At the time, EDItEUR and AAP were developing something that they called Online Information Exchange – that meeting was the US book industry’s first exposure to what would become ONIX. Within a few months, the Book Industry Study Group had put together a committee (with liaisons from EDItEUR and AAP) to examine ONIX and determine the viability of its implementation in the US. This became the BISG Metadata Committee, which is now chaired by Richard Stark at Barnes & Noble (an original Muzer). ONIX is a global standard and the BISG Metadata Committee is the venue for American publishers to review the standard, recommend improvements, and troubleshoot implementation.

So what is ONIX, exactly? It’s an XML schema for communication information about products in the book supply chain. There are several series of standardized tags, as well as codelists denoting controlled vocabularies. Much of the work of the BISG Metadata Committee centers around the codelists – defining formats, contributor roles, determining what the term Page Count actually means. Entire 3-hour meetings have been dedicated to defining what a Pub Date is. (This has never actually been resolved to anyone’s satisfaction.) Where there are standards, there are compromises, arguments, and rat holes.┬áThirteen years after the first meeting about ONIX, the discussions can still sometimes get quite heated.

In the process, the term ONIX has come to be nearly synonymous with “book metadata”. Many, many publishers never view the DTD or create XML files – the metadata gets entered in spreadsheets, or by hand in online data-entry forms. In 2005, BISG began developing a set of best practices for publishers who were sending metadata, regardless of format.

ONIX has undergone several revisions. Most of the US industry is still on Version 2.1 (European publishers are moving to Version 3.0, which handles ebook metadata and other issues with more flexibility).

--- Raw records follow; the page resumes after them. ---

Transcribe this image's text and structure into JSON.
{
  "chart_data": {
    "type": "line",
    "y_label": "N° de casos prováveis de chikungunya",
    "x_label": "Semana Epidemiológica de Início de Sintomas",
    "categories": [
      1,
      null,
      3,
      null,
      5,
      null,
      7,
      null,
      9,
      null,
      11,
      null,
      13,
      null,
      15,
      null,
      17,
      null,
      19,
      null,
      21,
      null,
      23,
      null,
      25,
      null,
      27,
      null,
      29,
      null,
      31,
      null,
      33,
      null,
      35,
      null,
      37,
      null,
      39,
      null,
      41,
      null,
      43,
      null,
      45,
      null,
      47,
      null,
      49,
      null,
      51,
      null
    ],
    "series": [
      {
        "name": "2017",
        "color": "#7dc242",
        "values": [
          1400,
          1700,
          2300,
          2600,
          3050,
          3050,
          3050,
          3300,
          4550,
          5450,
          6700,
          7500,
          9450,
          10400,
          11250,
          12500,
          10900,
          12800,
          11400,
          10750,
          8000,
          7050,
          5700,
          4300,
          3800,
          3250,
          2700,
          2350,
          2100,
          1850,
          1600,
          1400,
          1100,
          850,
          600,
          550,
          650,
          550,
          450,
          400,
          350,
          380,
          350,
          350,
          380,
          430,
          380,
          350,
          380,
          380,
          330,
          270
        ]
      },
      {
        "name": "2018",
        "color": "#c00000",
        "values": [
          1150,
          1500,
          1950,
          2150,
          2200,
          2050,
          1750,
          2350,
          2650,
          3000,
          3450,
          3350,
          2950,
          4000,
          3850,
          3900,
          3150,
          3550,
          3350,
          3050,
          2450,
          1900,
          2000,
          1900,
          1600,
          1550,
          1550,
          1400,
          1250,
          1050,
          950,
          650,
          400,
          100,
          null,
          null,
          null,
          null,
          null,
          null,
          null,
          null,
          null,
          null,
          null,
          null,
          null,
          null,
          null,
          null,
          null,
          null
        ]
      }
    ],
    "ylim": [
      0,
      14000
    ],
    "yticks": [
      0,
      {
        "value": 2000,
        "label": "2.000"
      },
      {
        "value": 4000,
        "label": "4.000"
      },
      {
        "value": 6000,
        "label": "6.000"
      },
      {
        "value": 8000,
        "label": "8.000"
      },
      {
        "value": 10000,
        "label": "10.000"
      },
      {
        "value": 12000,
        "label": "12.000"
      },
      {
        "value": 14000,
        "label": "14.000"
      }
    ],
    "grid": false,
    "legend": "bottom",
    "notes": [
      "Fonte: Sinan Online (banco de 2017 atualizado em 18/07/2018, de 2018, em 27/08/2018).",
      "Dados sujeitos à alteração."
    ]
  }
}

A Bit Of History: Building Babel

In 1995, I was working for a weird little company called Muze. Originally located in Williamsburg, Brooklyn, well before Williamsburg became synonymous with “hipster”, Muze was founded in 1990 by Trev Huxley, grandson of Aldous, and Paul Zullo, producer of the King Biscuit Flower Hour. It was originally a database of music that had been converted to CD; later, they created a video database as well. By the time I got there, they had just licensed Bowker’s Books in Print database and were amplifying that with synopses, reviews, and all manner of links and tags. The goal of all this was to install the data in kiosks in stores, so customers could easily browse for the products they wanted.

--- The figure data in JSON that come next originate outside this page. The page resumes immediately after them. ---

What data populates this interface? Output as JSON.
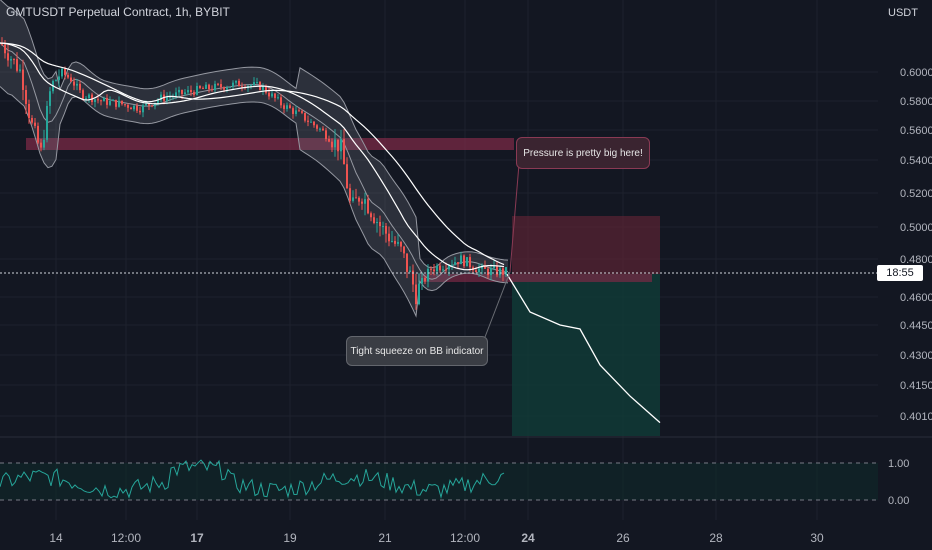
{
  "header": {
    "title": "GMTUSDT Perpetual Contract, 1h, BYBIT",
    "currency": "USDT"
  },
  "price_axis": {
    "labels": [
      "0.6000",
      "0.5800",
      "0.5600",
      "0.5400",
      "0.5200",
      "0.5000",
      "0.4800",
      "0.4600",
      "0.4450",
      "0.4300",
      "0.4150",
      "0.4010"
    ],
    "current_label": "18:55"
  },
  "time_axis": {
    "labels": [
      "14",
      "12:00",
      "17",
      "19",
      "21",
      "12:00",
      "24",
      "26",
      "28",
      "30"
    ],
    "bold": [
      "17",
      "24"
    ]
  },
  "annotations": {
    "pressure": "Pressure is pretty big here!",
    "squeeze": "Tight squeeze on BB indicator"
  },
  "oscillator": {
    "levels": [
      "1.00",
      "0.00"
    ]
  },
  "colors": {
    "background": "#131722",
    "up": "#26a69a",
    "down": "#ef5350",
    "ma": "#ffffff",
    "resistance_zone": "#7a2a45",
    "stop_zone": "#5b2433",
    "target_zone": "#103a36"
  },
  "chart_data": {
    "type": "candlestick",
    "title": "GMTUSDT Perpetual Contract, 1h, BYBIT",
    "xlabel": "",
    "ylabel": "",
    "ylim": [
      0.395,
      0.635
    ],
    "x_ticks": [
      "14",
      "12:00",
      "17",
      "19",
      "21",
      "12:00",
      "24",
      "26",
      "28",
      "30"
    ],
    "y_ticks": [
      0.6,
      0.58,
      0.56,
      0.54,
      0.52,
      0.5,
      0.48,
      0.46,
      0.445,
      0.43,
      0.415,
      0.401
    ],
    "price_path": [
      [
        0,
        0.62
      ],
      [
        10,
        0.61
      ],
      [
        20,
        0.6
      ],
      [
        30,
        0.565
      ],
      [
        40,
        0.545
      ],
      [
        50,
        0.59
      ],
      [
        60,
        0.6
      ],
      [
        70,
        0.595
      ],
      [
        80,
        0.585
      ],
      [
        100,
        0.58
      ],
      [
        120,
        0.578
      ],
      [
        140,
        0.575
      ],
      [
        160,
        0.582
      ],
      [
        180,
        0.585
      ],
      [
        200,
        0.588
      ],
      [
        220,
        0.59
      ],
      [
        240,
        0.592
      ],
      [
        260,
        0.59
      ],
      [
        280,
        0.578
      ],
      [
        300,
        0.57
      ],
      [
        320,
        0.56
      ],
      [
        340,
        0.548
      ],
      [
        350,
        0.51
      ],
      [
        360,
        0.52
      ],
      [
        380,
        0.5
      ],
      [
        400,
        0.485
      ],
      [
        415,
        0.462
      ],
      [
        430,
        0.475
      ],
      [
        460,
        0.48
      ],
      [
        480,
        0.474
      ],
      [
        507,
        0.473
      ]
    ],
    "resistance_zone": {
      "from": 0.554,
      "to": 0.551
    },
    "trade": {
      "entry": 0.473,
      "stop": 0.505,
      "target": 0.392
    },
    "projection": [
      [
        507,
        0.472
      ],
      [
        530,
        0.452
      ],
      [
        560,
        0.445
      ],
      [
        580,
        0.443
      ],
      [
        600,
        0.425
      ],
      [
        630,
        0.41
      ],
      [
        660,
        0.398
      ]
    ],
    "current_price_time": "18:55",
    "oscillator_levels": [
      1.0,
      0.0
    ]
  }
}
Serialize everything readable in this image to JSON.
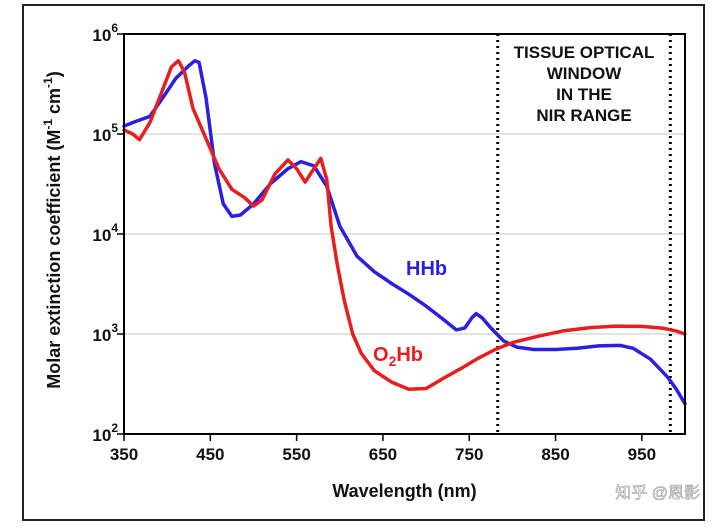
{
  "chart_data": {
    "type": "line",
    "xlabel": "Wavelength (nm)",
    "ylabel_parts": [
      "Molar extinction coefficient (M",
      "-1",
      " cm",
      "-1",
      ")"
    ],
    "xlim": [
      350,
      1000
    ],
    "ylim": [
      100,
      1000000
    ],
    "y_scale": "log",
    "x_ticks": [
      350,
      450,
      550,
      650,
      750,
      850,
      950
    ],
    "x_tick_labels": [
      "350",
      "450",
      "550",
      "650",
      "750",
      "850",
      "950"
    ],
    "y_ticks": [
      100,
      1000,
      10000,
      100000,
      1000000
    ],
    "y_tick_labels": [
      {
        "base": "10",
        "exp": "2"
      },
      {
        "base": "10",
        "exp": "3"
      },
      {
        "base": "10",
        "exp": "4"
      },
      {
        "base": "10",
        "exp": "5"
      },
      {
        "base": "10",
        "exp": "6"
      }
    ],
    "grid": true,
    "series": [
      {
        "label_parts": [
          "HHb"
        ],
        "color": "#2b1fe0",
        "points": [
          [
            350,
            120000
          ],
          [
            365,
            135000
          ],
          [
            380,
            150000
          ],
          [
            395,
            230000
          ],
          [
            410,
            360000
          ],
          [
            425,
            480000
          ],
          [
            432,
            540000
          ],
          [
            437,
            520000
          ],
          [
            445,
            230000
          ],
          [
            455,
            50000
          ],
          [
            465,
            20000
          ],
          [
            475,
            15000
          ],
          [
            485,
            15500
          ],
          [
            500,
            20000
          ],
          [
            520,
            32000
          ],
          [
            540,
            45000
          ],
          [
            555,
            53000
          ],
          [
            570,
            48000
          ],
          [
            585,
            30000
          ],
          [
            600,
            12000
          ],
          [
            620,
            6000
          ],
          [
            640,
            4200
          ],
          [
            660,
            3200
          ],
          [
            680,
            2500
          ],
          [
            700,
            1900
          ],
          [
            720,
            1400
          ],
          [
            735,
            1100
          ],
          [
            745,
            1150
          ],
          [
            753,
            1450
          ],
          [
            758,
            1600
          ],
          [
            765,
            1450
          ],
          [
            775,
            1150
          ],
          [
            790,
            850
          ],
          [
            805,
            740
          ],
          [
            825,
            700
          ],
          [
            850,
            700
          ],
          [
            875,
            720
          ],
          [
            900,
            760
          ],
          [
            925,
            770
          ],
          [
            940,
            720
          ],
          [
            960,
            560
          ],
          [
            980,
            370
          ],
          [
            990,
            280
          ],
          [
            1000,
            200
          ]
        ]
      },
      {
        "label_parts": [
          "O",
          "2",
          "Hb"
        ],
        "color": "#e81e1e",
        "points": [
          [
            350,
            110000
          ],
          [
            360,
            100000
          ],
          [
            368,
            88000
          ],
          [
            380,
            130000
          ],
          [
            395,
            280000
          ],
          [
            405,
            470000
          ],
          [
            413,
            540000
          ],
          [
            420,
            420000
          ],
          [
            430,
            180000
          ],
          [
            445,
            90000
          ],
          [
            460,
            45000
          ],
          [
            475,
            28000
          ],
          [
            490,
            23000
          ],
          [
            500,
            19000
          ],
          [
            510,
            22000
          ],
          [
            525,
            40000
          ],
          [
            540,
            55000
          ],
          [
            550,
            45000
          ],
          [
            560,
            33000
          ],
          [
            570,
            45000
          ],
          [
            578,
            57000
          ],
          [
            585,
            35000
          ],
          [
            590,
            12000
          ],
          [
            597,
            5000
          ],
          [
            605,
            2200
          ],
          [
            615,
            1000
          ],
          [
            625,
            640
          ],
          [
            640,
            430
          ],
          [
            660,
            330
          ],
          [
            680,
            280
          ],
          [
            700,
            285
          ],
          [
            720,
            360
          ],
          [
            740,
            450
          ],
          [
            760,
            570
          ],
          [
            780,
            700
          ],
          [
            800,
            820
          ],
          [
            830,
            950
          ],
          [
            860,
            1080
          ],
          [
            890,
            1160
          ],
          [
            920,
            1200
          ],
          [
            950,
            1190
          ],
          [
            975,
            1140
          ],
          [
            990,
            1070
          ],
          [
            1000,
            1000
          ]
        ]
      }
    ],
    "window": {
      "x_start": 783,
      "x_end": 983,
      "lines": [
        "TISSUE OPTICAL",
        "WINDOW",
        "IN THE",
        "NIR RANGE"
      ]
    }
  },
  "watermark": "知乎 @恩影"
}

The team that created all this content spent two days a week at the New York Public Library, researching connections between authors and books. We created Schools and Movements, Themes and Genres. We created sprawling taxonomies of time periods and locations. We mapped Bowker subject headings to BISAC categories, created a central Canon of authors whose works we would prioritize. We transcribed the endorsements on the back jackets of books. We entered flap copy into the database, wrote our own annotations when moved to do so. We sent stacks and stacks of faxes to Bowker, correcting their data.

And suddenly there was Amazon.

It was sudden, almost overnight. The book world was upended. Amazon had licensed data from Baker & Taylor, not us (nor Bowker), and while the Muze data was more intricate, the Amazon data was more visible. Many of us, over the next three years, went to work for Barnes & Noble.com to help B&N attempt to duplicate Amazon’s success – I can’t speak for the others on the team, but in my case it was a matter of finding work that was secure. Barnes & Noble would never go out of business, and if this whole World Wide Web thing didn’t pan out, I could at least work in the back office of the bookstore chain.

By 1998, it was becoming apparent that Amazon had caught the book industry – and, to an extent, even itself – flat-footed in one regard: information about books. Consumers could see it. Authors (and their mothers) complained. Publishers complained. Agents complained. The titles were truncated. The prices were wrong. The annotations – such as they were – were either far too brief to tell what the book was about, or filled with HTML-unfriendly characters. Data at online stores got updated erratically – depending on how many people were working that day, who was chosen for Oprah’s Book Club, what other promotions were being held. Publishers clearly had never expected anyone outside the book industry to look into their databases…and it showed. Rather than flipping through a beautifully-illustrated, curated Spring or Fall catalog, consumers were confronted with what sometimes looked like gibberish.

It became clear that internet bookstores were not going away, and the industry needed a standard for the information.